16.6.14

Vegetable stir-fry

Vegetable stir-fry is a very important dish on a traditional Chinese dining table. Especially in Hong Kong, it is a daily dish for every family.

However, it is not easy at all to master the skills of this dish. Some families add chicken powder (which the powder may consist of artificial flavourings) , some families marinate the veggies (which I have no idea how), some families add soy sauce or oyster sauce...

My tip is-- only add the veggies when your skillet  and oil is extremely hot.

So here is a recipe for you in case you would like to have a simple yet flavourful veggie stir-fry.



Preparation time: 10 mins

1 serving Choi Sum
1 Shallot
1 Chili pepper (optional)
2 tbsp Chinese white wine (if it is not accessible to you, use any white wine of your choice)
Light flavoured vegetable oil
Salt for seasoning

1. Wash and rinse your choi sum.
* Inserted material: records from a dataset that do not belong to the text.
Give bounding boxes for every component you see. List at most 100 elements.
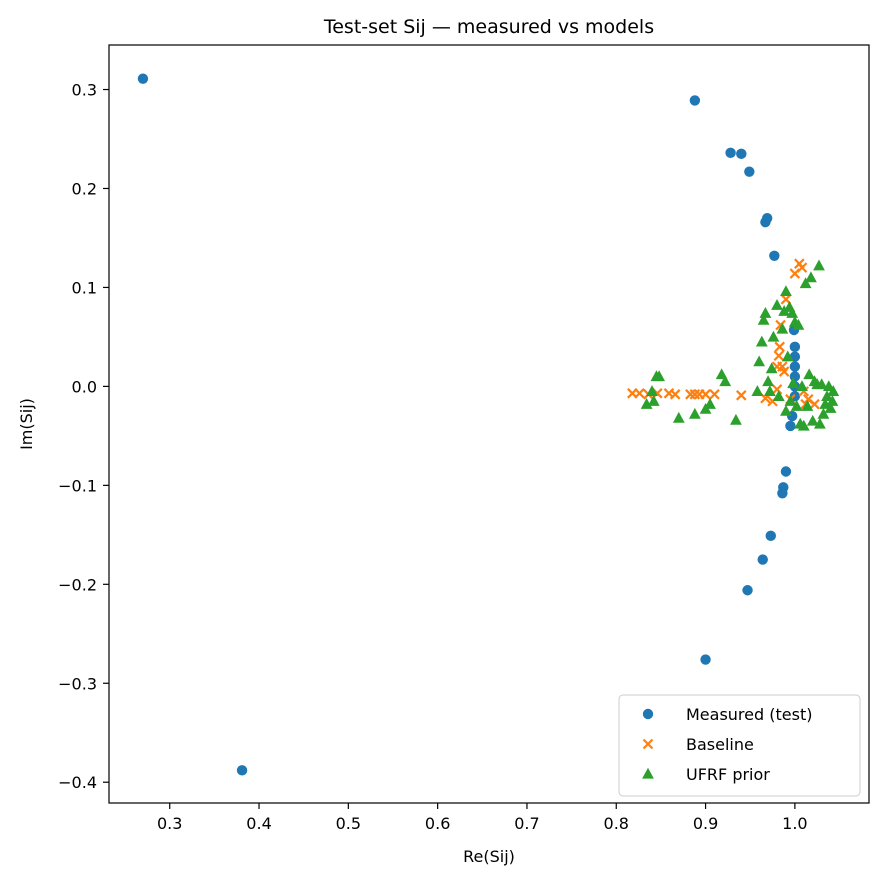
measured-point: [789, 341, 801, 353]
measured-point: [689, 95, 701, 106]
x-tick-label: 0.7: [514, 814, 539, 833]
legend: Measured (test) Baseline UFRF prior: [618, 694, 861, 797]
baseline-point: [736, 390, 747, 401]
y-axis-label: Im(Sij): [17, 398, 36, 450]
ufrf-point: [815, 378, 828, 390]
y-tick-label: −0.1: [58, 476, 97, 495]
ufrf-point: [817, 407, 830, 419]
y-tick-label: 0.3: [72, 81, 97, 100]
x-tick-label: 0.8: [604, 814, 629, 833]
legend-label: UFRF prior: [686, 765, 770, 784]
ufrf-point: [647, 395, 660, 406]
ufrf-point: [787, 377, 799, 389]
measured-point: [700, 654, 711, 665]
legend-marker: [642, 738, 654, 750]
ufrf-point: [763, 385, 776, 396]
measured-point: [725, 147, 736, 159]
measured-point: [769, 250, 780, 261]
x-axis-label: Re(Sij): [463, 847, 515, 866]
measured-point: [780, 466, 792, 477]
ufrf-point: [672, 411, 685, 423]
ufrf-point: [805, 271, 817, 283]
ufrf-point: [762, 375, 774, 387]
ufrf-point: [646, 385, 658, 396]
measured-point: [236, 765, 248, 776]
y-tick-label: −0.4: [58, 773, 97, 792]
measured-point: [736, 148, 747, 160]
ufrf-point: [778, 304, 791, 316]
ufrf-point: [688, 407, 701, 419]
y-tick-label: 0.1: [72, 278, 97, 297]
ufrf-point: [776, 322, 789, 334]
legend-marker: [642, 708, 654, 720]
x-tick-label: 1.0: [782, 814, 807, 833]
ufrf-point: [772, 390, 785, 401]
chart-title: Test-set Sij — measured vs models: [323, 16, 654, 38]
baseline-point: [709, 389, 720, 400]
ufrf-point: [819, 398, 832, 409]
ufrf-point: [753, 355, 766, 367]
ufrf-point: [780, 285, 792, 297]
x-tick-label: 0.6: [425, 814, 450, 833]
baseline-point: [778, 366, 790, 377]
ufrf-point: [799, 277, 812, 289]
data-marks: [137, 73, 840, 776]
plot-area-frame: [108, 44, 870, 804]
ufrf-point: [792, 318, 805, 330]
ufrf-point: [801, 399, 814, 411]
ufrf-point: [767, 330, 780, 342]
ufrf-point: [790, 399, 803, 411]
baseline-point: [700, 389, 711, 400]
legend-label: Measured (test): [686, 705, 812, 724]
ufrf-point: [780, 404, 792, 416]
measured-point: [137, 73, 149, 84]
ufrf-point: [797, 419, 810, 431]
legend-marker: [642, 767, 654, 779]
measured-point: [744, 166, 755, 177]
measured-point: [761, 212, 773, 224]
ufrf-point: [827, 385, 840, 396]
x-tick-label: 0.9: [693, 814, 718, 833]
y-tick-label: −0.2: [58, 575, 97, 594]
baseline-point: [634, 388, 645, 399]
x-tick-label: 0.5: [336, 814, 361, 833]
legend-item: UFRF prior: [642, 765, 770, 784]
legend-frame: [618, 694, 861, 797]
ufrf-point: [824, 401, 837, 413]
measured-point: [777, 488, 788, 499]
y-tick-label: −0.3: [58, 674, 97, 693]
ufrf-point: [813, 259, 825, 271]
ufrf-point: [781, 350, 794, 362]
measured-point: [742, 585, 753, 596]
measured-point: [789, 361, 801, 372]
x-tick-label: 0.3: [157, 814, 182, 833]
x-tick-label: 0.4: [246, 814, 271, 833]
ufrf-point: [704, 398, 716, 409]
measured-point: [765, 530, 776, 542]
x-axis-ticks: 0.3 0.4 0.5 0.6 0.7 0.8 0.9 1.0: [157, 803, 808, 833]
legend-item: Measured (test): [642, 705, 812, 724]
legend-item: Baseline: [642, 735, 754, 754]
ufrf-point: [796, 380, 808, 392]
ufrf-point: [771, 299, 783, 310]
ufrf-point: [730, 413, 742, 425]
baseline-point: [774, 341, 785, 353]
legend-label: Baseline: [686, 735, 754, 754]
ufrf-point: [755, 335, 768, 347]
ufrf-point: [786, 306, 799, 318]
baseline-point: [773, 350, 785, 361]
ufrf-point: [813, 417, 826, 429]
baseline-point: [669, 389, 681, 400]
baseline-point: [809, 398, 820, 410]
measured-point: [757, 554, 768, 565]
ufrf-point: [640, 398, 653, 409]
ufrf-point: [757, 313, 770, 325]
y-axis-ticks: 0.3 0.2 0.1 0.0 −0.1 −0.2 −0.3 −0.4: [58, 81, 109, 792]
ufrf-point: [759, 306, 772, 318]
measured-point: [785, 420, 796, 432]
y-tick-label: 0.2: [72, 179, 97, 198]
ufrf-point: [821, 390, 833, 401]
ufrf-point: [806, 414, 819, 426]
measured-point: [789, 371, 801, 382]
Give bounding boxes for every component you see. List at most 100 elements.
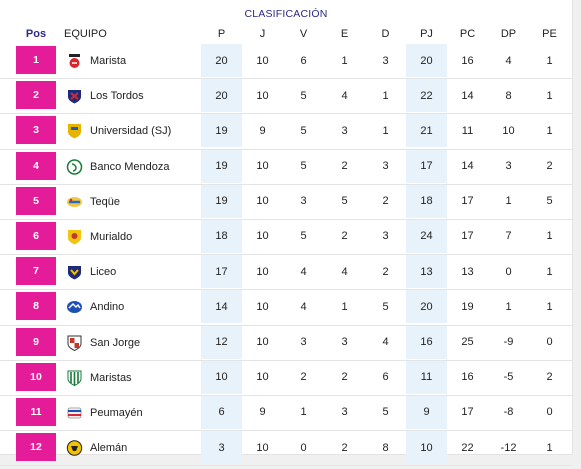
table-row[interactable]: 3 Universidad (SJ) 19 9 5 3 1 21 11 10 1 xyxy=(0,114,572,150)
table-row[interactable]: 11 Peumayén 6 9 1 3 5 9 17 -8 0 xyxy=(0,395,572,432)
team-name[interactable]: Liceo xyxy=(90,266,117,279)
team-name[interactable]: San Jorge xyxy=(90,336,141,349)
table-header: Pos EQUIPO P J V E D PJ PC DP PE xyxy=(0,24,572,44)
stat-dp: 0 xyxy=(505,265,512,278)
position-badge: 8 xyxy=(16,292,56,321)
table-row[interactable]: 5 Teqüe 19 10 3 5 2 18 17 1 5 xyxy=(0,184,572,220)
position-badge: 7 xyxy=(16,257,56,286)
stat-p: 10 xyxy=(201,360,242,394)
team-name[interactable]: Los Tordos xyxy=(90,90,144,103)
stat-e: 2 xyxy=(341,160,348,173)
stat-dp: 8 xyxy=(505,89,512,102)
stat-pj: 17 xyxy=(406,149,447,183)
stat-d: 6 xyxy=(382,371,389,384)
table-row[interactable]: 12 Alemán 3 10 0 2 8 10 22 -12 1 xyxy=(0,431,572,467)
stat-pc: 17 xyxy=(461,230,474,243)
table-row[interactable]: 1 Marista 20 10 6 1 3 20 16 4 1 xyxy=(0,44,572,80)
stat-dp: 7 xyxy=(505,230,512,243)
stat-pc: 17 xyxy=(461,406,474,419)
stat-e: 2 xyxy=(341,230,348,243)
stat-v: 1 xyxy=(300,406,307,419)
team-name[interactable]: Alemán xyxy=(90,442,128,455)
stat-pc: 13 xyxy=(461,265,474,278)
stat-d: 1 xyxy=(382,89,389,102)
table-row[interactable]: 9 San Jorge 12 10 3 3 4 16 25 -9 0 xyxy=(0,325,572,361)
stat-dp: 1 xyxy=(505,300,512,313)
stat-v: 3 xyxy=(300,336,307,348)
stat-pc: 11 xyxy=(461,124,474,137)
stat-v: 2 xyxy=(300,371,307,384)
table-row[interactable]: 7 Liceo 17 10 4 4 2 13 13 0 1 xyxy=(0,255,572,291)
position-badge: 2 xyxy=(16,81,56,110)
stat-pj: 11 xyxy=(406,360,447,394)
stat-p: 12 xyxy=(201,325,242,359)
stat-dp: 1 xyxy=(505,195,512,208)
stat-pj: 20 xyxy=(406,290,447,324)
stat-pe: 1 xyxy=(546,230,553,243)
stat-e: 4 xyxy=(341,89,348,102)
position-badge: 3 xyxy=(16,116,56,145)
header-pos: Pos xyxy=(25,28,47,40)
team-name[interactable]: Peumayén xyxy=(90,406,143,419)
team-name[interactable]: Universidad (SJ) xyxy=(90,125,172,138)
stat-v: 5 xyxy=(300,160,307,173)
header-pc: PC xyxy=(459,28,476,40)
stat-dp: -12 xyxy=(500,441,517,454)
stat-dp: 10 xyxy=(502,124,515,137)
position-badge: 10 xyxy=(16,362,56,391)
team-name[interactable]: Maristas xyxy=(90,371,132,384)
stat-p: 17 xyxy=(201,255,242,289)
stat-e: 1 xyxy=(341,300,348,313)
table-row[interactable]: 4 Banco Mendoza 19 10 5 2 3 17 14 3 2 xyxy=(0,149,572,185)
stat-pc: 14 xyxy=(461,160,474,173)
stat-e: 2 xyxy=(341,441,348,454)
stat-pj: 16 xyxy=(406,325,447,359)
peumayen-crest-icon xyxy=(67,407,82,419)
table-row[interactable]: 6 Murialdo 18 10 5 2 3 24 17 7 1 xyxy=(0,219,572,256)
team-name[interactable]: Marista xyxy=(90,55,127,67)
stat-pe: 1 xyxy=(546,54,553,67)
team-name[interactable]: Banco Mendoza xyxy=(90,160,170,173)
murialdo-crest-icon xyxy=(68,229,81,245)
stat-dp: -9 xyxy=(503,336,514,348)
table-row[interactable]: 8 Andino 14 10 4 1 5 20 19 1 1 xyxy=(0,290,572,326)
stat-dp: -8 xyxy=(503,406,514,419)
header-p: P xyxy=(217,28,226,40)
stat-j: 9 xyxy=(259,406,266,419)
stat-e: 4 xyxy=(341,265,348,278)
stat-v: 0 xyxy=(300,441,307,454)
stat-pe: 1 xyxy=(546,441,553,454)
stat-d: 8 xyxy=(382,441,389,454)
stat-j: 10 xyxy=(256,336,269,348)
stat-d: 4 xyxy=(382,336,389,348)
position-badge: 6 xyxy=(16,221,56,250)
stat-v: 4 xyxy=(300,265,307,278)
stat-dp: 3 xyxy=(505,160,512,173)
stat-v: 6 xyxy=(300,54,307,67)
stat-p: 20 xyxy=(201,44,242,77)
stat-pe: 1 xyxy=(546,300,553,313)
stat-v: 5 xyxy=(300,124,307,137)
stat-pe: 0 xyxy=(546,406,553,419)
team-name[interactable]: Teqüe xyxy=(90,195,120,208)
stat-pe: 1 xyxy=(546,265,553,278)
stat-pj: 22 xyxy=(406,79,447,113)
stat-d: 3 xyxy=(382,54,389,67)
andino-crest-icon xyxy=(67,301,82,314)
position-badge: 1 xyxy=(16,46,56,74)
position-badge: 9 xyxy=(16,327,56,356)
stat-e: 3 xyxy=(341,406,348,419)
stat-d: 1 xyxy=(382,124,389,137)
header-e: E xyxy=(340,28,349,40)
table-row[interactable]: 2 Los Tordos 20 10 5 4 1 22 14 8 1 xyxy=(0,79,572,115)
stat-pj: 13 xyxy=(406,255,447,289)
header-j: J xyxy=(259,28,266,40)
team-name[interactable]: Murialdo xyxy=(90,230,133,243)
position-badge: 4 xyxy=(16,151,56,180)
stat-j: 10 xyxy=(256,300,269,313)
stat-p: 14 xyxy=(201,290,242,324)
table-row[interactable]: 10 Maristas 10 10 2 2 6 11 16 -5 2 xyxy=(0,360,572,396)
team-name[interactable]: Andino xyxy=(90,301,125,314)
stat-pj: 24 xyxy=(406,219,447,253)
header-pe: PE xyxy=(542,28,557,40)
Remove the flowers and rotten leaves if theres any.
2. Thinly sliced the shallots and chili. Set aside.
3. Preheat your wok/skillet in medium heat heat, add in 3 tbsps of oil. Wait until the oil is sizzling hot.
4. Saute the shallot and chili for about 45 seconds until they are flavourful.
5. Add in the veggies then quickly drizzle the wine around the edge of the skillet and quickly put on the lid for 15 seconds until the veggies are mostly downsized.
6. Season with salt and saute the veggies until its thoroughly cooked through.